Un colloque Evariste Galois (I)

Je m’étais inscrit sans la certitude de donner suite. L’IHP (Institut Henri Poincaré, 11, rue Pierre et Marie Curie, dans le 5ième) organisait du  24 au 28 octobre une série de conférences galoisiennes à l’occasion du bicentenaire de la naissance d’Evariste (1811-1832). Finalement, j’ai suivi quelques exposés et, avec femme et copains d’icelle, l’après-midi Grand-Public du mercredi médian, où un moyen métrage de 1965 et d’Alexandre Astruc et un spectacle de clowns (scientifiques quand même) promettaient d’intéresser, comme Tintin, tous les publics de 7 à 77 ans. L’IHP avait mis les petits plats dans les grands, rien à dire ; hôtesses d’accueil jeunes et jolies, boissons, fruits, café-thé et viennoiseries, le tout à volonté lors des inter-cours ; les sponsors sollicités ont « assuré » ! On a même eu de petits cadeaux, mini-cartable ou sac de jute, frappés au nom d’Evariste Galois, agenda avec stylobille, mug décoré d’un portrait du grand homme, et un beau cordon violet pour porter autour du cou notre carte personnelle de participant …

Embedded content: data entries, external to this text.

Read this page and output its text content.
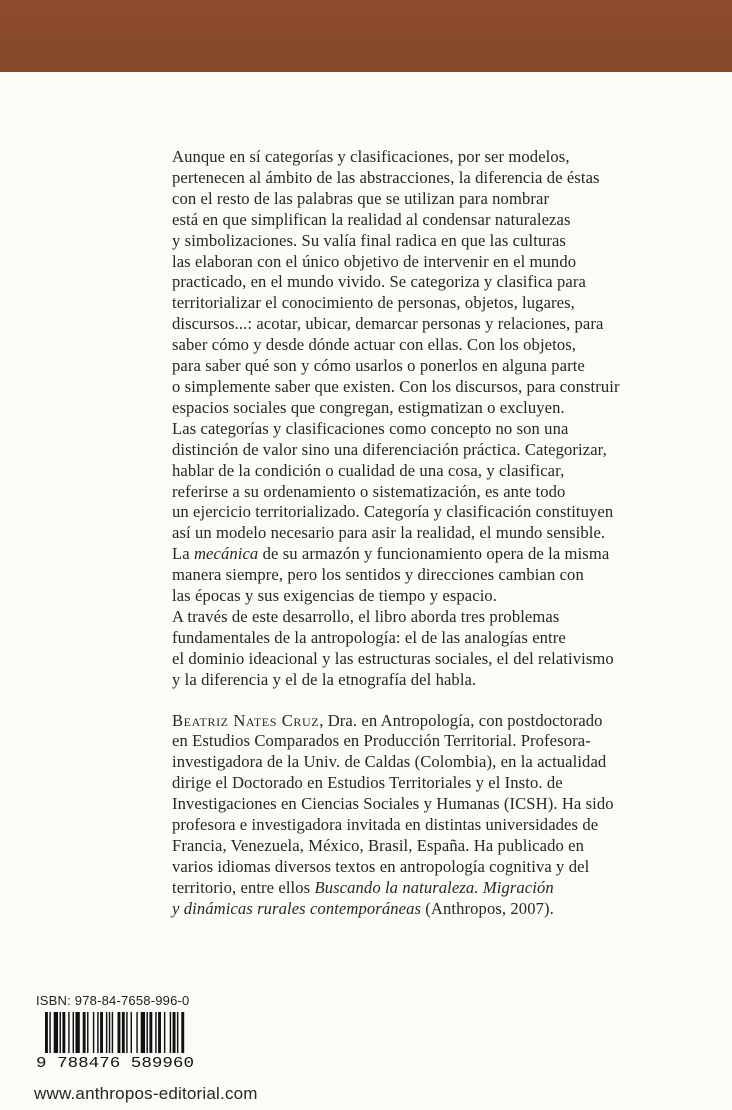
Aunque en sí categorías y clasificaciones, por ser modelos,
pertenecen al ámbito de las abstracciones, la diferencia de éstas
con el resto de las palabras que se utilizan para nombrar
está en que simplifican la realidad al condensar naturalezas
y simbolizaciones. Su valía final radica en que las culturas
las elaboran con el único objetivo de intervenir en el mundo
practicado, en el mundo vivido. Se categoriza y clasifica para
territorializar el conocimiento de personas, objetos, lugares,
discursos...: acotar, ubicar, demarcar personas y relaciones, para
saber cómo y desde dónde actuar con ellas. Con los objetos,
para saber qué son y cómo usarlos o ponerlos en alguna parte
o simplemente saber que existen. Con los discursos, para construir
espacios sociales que congregan, estigmatizan o excluyen.
Las categorías y clasificaciones como concepto no son una
distinción de valor sino una diferenciación práctica. Categorizar,
hablar de la condición o cualidad de una cosa, y clasificar,
referirse a su ordenamiento o sistematización, es ante todo
un ejercicio territorializado. Categoría y clasificación constituyen
así un modelo necesario para asir la realidad, el mundo sensible.
La mecánica de su armazón y funcionamiento opera de la misma
manera siempre, pero los sentidos y direcciones cambian con
las épocas y sus exigencias de tiempo y espacio.
A través de este desarrollo, el libro aborda tres problemas
fundamentales de la antropología: el de las analogías entre
el dominio ideacional y las estructuras sociales, el del relativismo
y la diferencia y el de la etnografía del habla.

Beatriz Nates Cruz, Dra. en Antropología, con postdoctorado
en Estudios Comparados en Producción Territorial. Profesora-
investigadora de la Univ. de Caldas (Colombia), en la actualidad
dirige el Doctorado en Estudios Territoriales y el Insto. de
Investigaciones en Ciencias Sociales y Humanas (ICSH). Ha sido
profesora e investigadora invitada en distintas universidades de
Francia, Venezuela, México, Brasil, España. Ha publicado en
varios idiomas diversos textos en antropología cognitiva y del
territorio, entre ellos Buscando la naturaleza. Migración
y dinámicas rurales contemporáneas (Anthropos, 2007).

ISBN: 978-84-7658-996-0
9 788476 589960
www.anthropos-editorial.com
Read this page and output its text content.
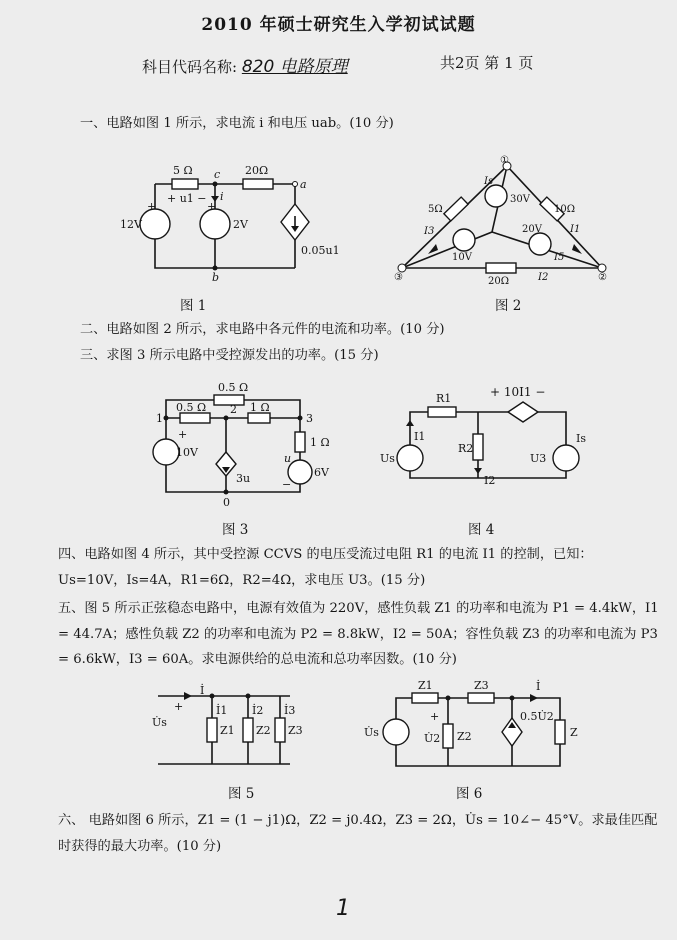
2010 年硕士研究生入学初试试题
科目代码名称: 820 电路原理	共2页 第 1 页
一、电路如图 1 所示，求电流 i 和电压 uab。(10 分)
5 Ω	20Ω
+ u1 −
12V	2V
0.05u1
a
b
c
i
+	+
图 1
①
②
③
5Ω	10Ω
20Ω
30V
10V
20V
Is
I1
I2
I3
I5
图 2
二、电路如图 2 所示，求电路中各元件的电流和功率。(10 分)
三、求图 3 所示电路中受控源发出的功率。(15 分)
0.5 Ω
0.5 Ω	1 Ω
1 Ω
10V
6V
1
2
3
0
u
3u
+
−
图 3
R1
R2
Us	U3
Is
I1
I2
+ 10I1 −
图 4
四、电路如图 4 所示，其中受控源 CCVS 的电压受流过电阻 R1 的电流 I1 的控制，已知：Us=10V，Is=4A，R1=6Ω，R2=4Ω，求电压 U3。(15 分)
五、图 5 所示正弦稳态电路中，电源有效值为 220V，感性负载 Z1 的功率和电流为 P1 = 4.4kW，I1 = 44.7A；感性负载 Z2 的功率和电流为 P2 = 8.8kW，I2 = 50A；容性负载 Z3 的功率和电流为 P3 = 6.6kW，I3 = 60A。求电源供给的总电流和总功率因数。(10 分)
U̇s
+
İ
İ1 İ2 İ3
Z1 Z2 Z3
图 5
Z1	Z3
Z2	Z
U̇s	U̇2
0.5U̇2
İ
+
图 6
六、 电路如图 6 所示，Z1 = (1 − j1)Ω，Z2 = j0.4Ω，Z3 = 2Ω，U̇s = 10∠− 45°V。求最佳匹配时获得的最大功率。(10 分)
1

ImageEvariste               Galois, c’est un peu, beaucoup, la notion de groupe, et spécifiquement de groupe de substitutions, c’est-à-dire de permutations sur un ensemble fini, c’est-à-dire de réordonnancements (réorganisation) d’un ensemble fini ordonné. Ainsi, (a,c,b) dans cet ordre est un réordonnancement (une permutation) de (a,b,c) dans cet ordre. Et même sans aucun espoir de suivre les développements ultérieurs d’un concept qui a engendré tant de petits dont le niveau d’abstraction n’a fait que croître et embellir jusqu’à l’abscons indéchiffrable, on ne peut pas vulgariser, même les seules prémisses, sans manipuler quelques notations et définitions élémentaires. Ainsi…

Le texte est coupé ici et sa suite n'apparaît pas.